In clinical practice, patients arrive with scars of highly variable etiology, time course and symptomatology which makes it impossible to establish rigid research protocols. Current scar treatment protocols include steroid injections, silicone pressure therapy, immunosuppressive agent injections, cryotherapy, surgery, radiation and laser as well as other less common methods. Some non-surgical methods of treatment include compression garments, massage, pulsed light, steroids, exercise and fat injections. The decision of which therapy to apply against a given scar is often the result of the most senior authority’s informed opinion or rigid adherence to an established protocol which accepts variable outcomes. Internationally recognized experts agree that current therapies are “not enough” . Many clinical studies can show improvement on a given scar scale, but there is a persistently low adoption rate of any given protocol into clinical practice. The design of randomized controlled trials to match and compare therapies has been complicated by the wide variation of causal factors, demographics and lapse in time since the original injury. The impact of this level of imprecision and complexity is frustrating to both patients and practitioners alike as they try to match the right scar with the right treatment to get consistent and effective results. What works in one patient scenario may not work in the next. As a result, there exists a bewildering array of research-based and direct-to-consumer products available for use in the management of both pathologic and non-pathologic scars. This level of variation and complexity needs a more accurate and precise underlying organizational approach to unify research efforts and guide treatment choices. We see a need to develop a method of matching treatment to the specific scar of a specific patient at a specific time point in the scar’s maturation course. A modern “patient specific” technology that is a more simplified, scar specific approach to treatment would bridge the use of personalized medicine and targeted therapies for patients with pathologic scars as well as nonpathologic scars.
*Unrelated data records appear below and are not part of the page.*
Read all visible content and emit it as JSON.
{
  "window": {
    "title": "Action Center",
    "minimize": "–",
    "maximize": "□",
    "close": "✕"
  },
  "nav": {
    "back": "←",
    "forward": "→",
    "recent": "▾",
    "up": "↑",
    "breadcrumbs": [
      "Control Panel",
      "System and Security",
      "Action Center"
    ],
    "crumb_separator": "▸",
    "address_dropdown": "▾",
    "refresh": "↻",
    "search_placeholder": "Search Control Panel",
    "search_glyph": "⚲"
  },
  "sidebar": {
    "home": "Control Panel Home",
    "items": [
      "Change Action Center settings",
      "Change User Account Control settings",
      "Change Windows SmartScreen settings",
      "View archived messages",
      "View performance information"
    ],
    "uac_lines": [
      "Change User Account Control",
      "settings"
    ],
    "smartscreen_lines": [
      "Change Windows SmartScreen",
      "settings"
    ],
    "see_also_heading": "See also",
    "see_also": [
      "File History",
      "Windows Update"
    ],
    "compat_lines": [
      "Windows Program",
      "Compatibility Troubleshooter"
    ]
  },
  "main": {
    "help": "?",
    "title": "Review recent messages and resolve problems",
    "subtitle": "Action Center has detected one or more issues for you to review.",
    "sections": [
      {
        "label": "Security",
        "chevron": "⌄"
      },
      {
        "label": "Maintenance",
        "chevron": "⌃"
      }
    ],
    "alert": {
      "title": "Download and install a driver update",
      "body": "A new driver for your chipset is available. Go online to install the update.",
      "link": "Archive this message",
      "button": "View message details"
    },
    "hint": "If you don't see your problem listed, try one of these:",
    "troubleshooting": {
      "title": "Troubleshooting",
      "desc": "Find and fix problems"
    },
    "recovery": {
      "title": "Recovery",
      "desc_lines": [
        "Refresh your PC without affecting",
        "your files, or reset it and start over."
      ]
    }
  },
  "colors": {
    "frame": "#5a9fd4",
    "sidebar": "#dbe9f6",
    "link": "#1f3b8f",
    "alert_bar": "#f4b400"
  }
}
Since the smallest functional, biological unit in a scar is the individual cell, we advance the opinion that the field should focus on the persistent cellular response within the scar by selectively deleting the maladaptive cells with a patient-specific targeted therapy. By focusing on the responding cells, rather than on the external stimuli, there is a potential to implement targeted therapies to address “the greatest unmet need” of pathologic scarring. This concept simply challenges the traditional ways of thinking about pathologic scarring to open new avenues of research and apply novel technologies to an age-old problem. We aim to encourage clinicians to move beyond the “phases of wound healing” construct and use patient-specific and scar-specific functional histologic data combined with a cell-targeting technology. This approach is certain to lead us towards a deeper understanding of the wound microenvironment and open new possibilities for more effective treatments of routine scarring, pathologic scarring, or rare genetic scar-related conditions without the comorbidities of radiation or steroid use. We envision a world where untargeted therapies are a thing of the past.
The project described was supported by Award Number I01BX007080 from the Biomedical Laboratory Research & Development Service of the VA Office of Research and Development.